Así lo anunció el abogado Antonio Pensabene, jefe de los servicios de Reset de la ciudad, sobre el fortalecimiento de las intervenciones para ayudar a los empleados municipales en el sector de villas y jardines.
Están las raíces a remover y, también, los troncos y cantos rodados sobre todo en los tramos que van del 90 al 95, justo detrás de la iglesia.
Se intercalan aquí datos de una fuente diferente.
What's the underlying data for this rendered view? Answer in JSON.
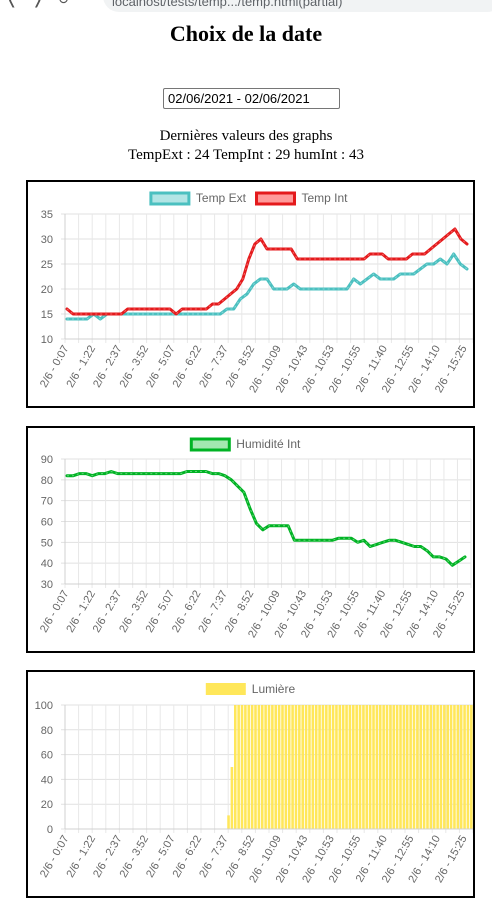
{
  "browser": {
    "url": "localhost/tests/temp.../temp.html(partial)"
  },
  "page": {
    "title": "Choix de la date",
    "date_range": "02/06/2021 - 02/06/2021",
    "last_values_title": "Dernières valeurs des graphs",
    "last_values_line": "TempExt : 24 TempInt : 29 humInt : 43"
  },
  "chart_data": [
    {
      "type": "line",
      "title": "",
      "xlabel": "",
      "ylabel": "",
      "ylim": [
        10,
        35
      ],
      "yticks": [
        10,
        15,
        20,
        25,
        30,
        35
      ],
      "grid": true,
      "legend_position": "top-center",
      "tick_labels": [
        "2/6 - 0:07",
        "2/6 - 1:22",
        "2/6 - 2:37",
        "2/6 - 3:52",
        "2/6 - 5:07",
        "2/6 - 6:22",
        "2/6 - 7:37",
        "2/6 - 8:52",
        "2/6 - 10:09",
        "2/6 - 10:43",
        "2/6 - 10:53",
        "2/6 - 10:55",
        "2/6 - 11:40",
        "2/6 - 12:55",
        "2/6 - 14:10",
        "2/6 - 15:25"
      ],
      "series": [
        {
          "name": "Temp Ext",
          "color": "#4bc0c0",
          "fill": "#b2e5e5",
          "values": [
            14,
            14,
            14,
            14,
            15,
            14,
            15,
            15,
            15,
            15,
            15,
            15,
            15,
            15,
            15,
            15,
            15,
            15,
            15,
            15,
            15,
            15,
            15,
            15,
            16,
            16,
            18,
            19,
            21,
            22,
            22,
            20,
            20,
            20,
            21,
            20,
            20,
            20,
            20,
            20,
            20,
            20,
            20,
            22,
            21,
            22,
            23,
            22,
            22,
            22,
            23,
            23,
            23,
            24,
            25,
            25,
            26,
            25,
            27,
            25,
            24
          ]
        },
        {
          "name": "Temp Int",
          "color": "#e41a1c",
          "fill": "#ff9a9a",
          "values": [
            16,
            15,
            15,
            15,
            15,
            15,
            15,
            15,
            15,
            15,
            16,
            16,
            16,
            16,
            16,
            16,
            16,
            16,
            15,
            16,
            16,
            16,
            16,
            16,
            17,
            17,
            18,
            19,
            20,
            22,
            26,
            29,
            30,
            28,
            28,
            28,
            28,
            28,
            26,
            26,
            26,
            26,
            26,
            26,
            26,
            26,
            26,
            26,
            26,
            26,
            27,
            27,
            27,
            26,
            26,
            26,
            26,
            27,
            27,
            27,
            28,
            29,
            30,
            31,
            32,
            30,
            29
          ]
        }
      ]
    },
    {
      "type": "line",
      "title": "",
      "xlabel": "",
      "ylabel": "",
      "ylim": [
        30,
        90
      ],
      "yticks": [
        30,
        40,
        50,
        60,
        70,
        80,
        90
      ],
      "grid": true,
      "legend_position": "top-center",
      "tick_labels": [
        "2/6 - 0:07",
        "2/6 - 1:22",
        "2/6 - 2:37",
        "2/6 - 3:52",
        "2/6 - 5:07",
        "2/6 - 6:22",
        "2/6 - 7:37",
        "2/6 - 8:52",
        "2/6 - 10:09",
        "2/6 - 10:43",
        "2/6 - 10:53",
        "2/6 - 10:55",
        "2/6 - 11:40",
        "2/6 - 12:55",
        "2/6 - 14:10",
        "2/6 - 15:25"
      ],
      "series": [
        {
          "name": "Humidité Int",
          "color": "#00b324",
          "fill": "#a3e8b0",
          "values": [
            82,
            82,
            83,
            83,
            82,
            83,
            83,
            84,
            83,
            83,
            83,
            83,
            83,
            83,
            83,
            83,
            83,
            83,
            83,
            84,
            84,
            84,
            84,
            83,
            83,
            82,
            80,
            77,
            74,
            66,
            59,
            56,
            58,
            58,
            58,
            58,
            51,
            51,
            51,
            51,
            51,
            51,
            51,
            52,
            52,
            52,
            50,
            51,
            48,
            49,
            50,
            51,
            51,
            50,
            49,
            48,
            48,
            46,
            43,
            43,
            42,
            39,
            41,
            43
          ]
        }
      ]
    },
    {
      "type": "bar",
      "title": "",
      "xlabel": "",
      "ylabel": "",
      "ylim": [
        0,
        100
      ],
      "yticks": [
        0,
        20,
        40,
        60,
        80,
        100
      ],
      "grid": true,
      "legend_position": "top-center",
      "tick_labels": [
        "2/6 - 0:07",
        "2/6 - 1:22",
        "2/6 - 2:37",
        "2/6 - 3:52",
        "2/6 - 5:07",
        "2/6 - 6:22",
        "2/6 - 7:37",
        "2/6 - 8:52",
        "2/6 - 10:09",
        "2/6 - 10:43",
        "2/6 - 10:53",
        "2/6 - 10:55",
        "2/6 - 11:40",
        "2/6 - 12:55",
        "2/6 - 14:10",
        "2/6 - 15:25"
      ],
      "series": [
        {
          "name": "Lumière",
          "color": "#ffe75a",
          "values": [
            0,
            0,
            0,
            0,
            0,
            0,
            0,
            0,
            0,
            0,
            0,
            0,
            0,
            0,
            0,
            0,
            0,
            0,
            0,
            0,
            0,
            0,
            0,
            0,
            0,
            0,
            0,
            0,
            0,
            0,
            0,
            0,
            0,
            0,
            0,
            0,
            0,
            0,
            0,
            0,
            0,
            0,
            0,
            0,
            0,
            0,
            0,
            0,
            11,
            50,
            100,
            100,
            100,
            100,
            100,
            100,
            100,
            100,
            100,
            100,
            100,
            100,
            100,
            100,
            100,
            100,
            100,
            100,
            100,
            100,
            100,
            100,
            100,
            100,
            100,
            100,
            100,
            100,
            100,
            100,
            100,
            100,
            100,
            100,
            100,
            100,
            100,
            100,
            100,
            100,
            100,
            100,
            100,
            100,
            100,
            100,
            100,
            100,
            100,
            100,
            100,
            100,
            100,
            100,
            100,
            100,
            100,
            100,
            100,
            100,
            100,
            100,
            100,
            100,
            100,
            100,
            100,
            100,
            100,
            100,
            100
          ]
        }
      ]
    }
  ]
}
Los largos plazos de entrega y las complicaciones de conseguir que la grúa (que se había anunciado para el martes) retire el material han requerido que el personal tome una intervención más directa y, hasta ahora, efectiva para acelerar el regreso a la normalidad.
Así que los grandes árboles que el siroco había derribado en las tumbas fueron cortados y hechos pedazos.

Ya el miércoles 30 quedó claro, con la alerta meteorológica emitida por Protección Civil, que los daños en la ciudad serían considerables y, por precaución, el director Leonardo Cristofaro había decidido cerrar el cementerio.
Una elección que resultó muy oportuna, dados los efectos de los vientos huracanados que azotaron la provincia.
Y que, en los Rollos, tuvo consecuencias devastadoras.
Tras la primera inspección realizada por el concejal Toni Sala, el balance se actualizó a 21 árboles caídos, de los que 15 incluso aterrizaron en las tumbas dañadas.
Las imágenes de árboles arrancados han puesto de manifiesto que las condiciones han sido excepcionales, una devastación que ha vuelto a plantear la antigua cuestión del cuidado de la vegetación en el interior del cementerio.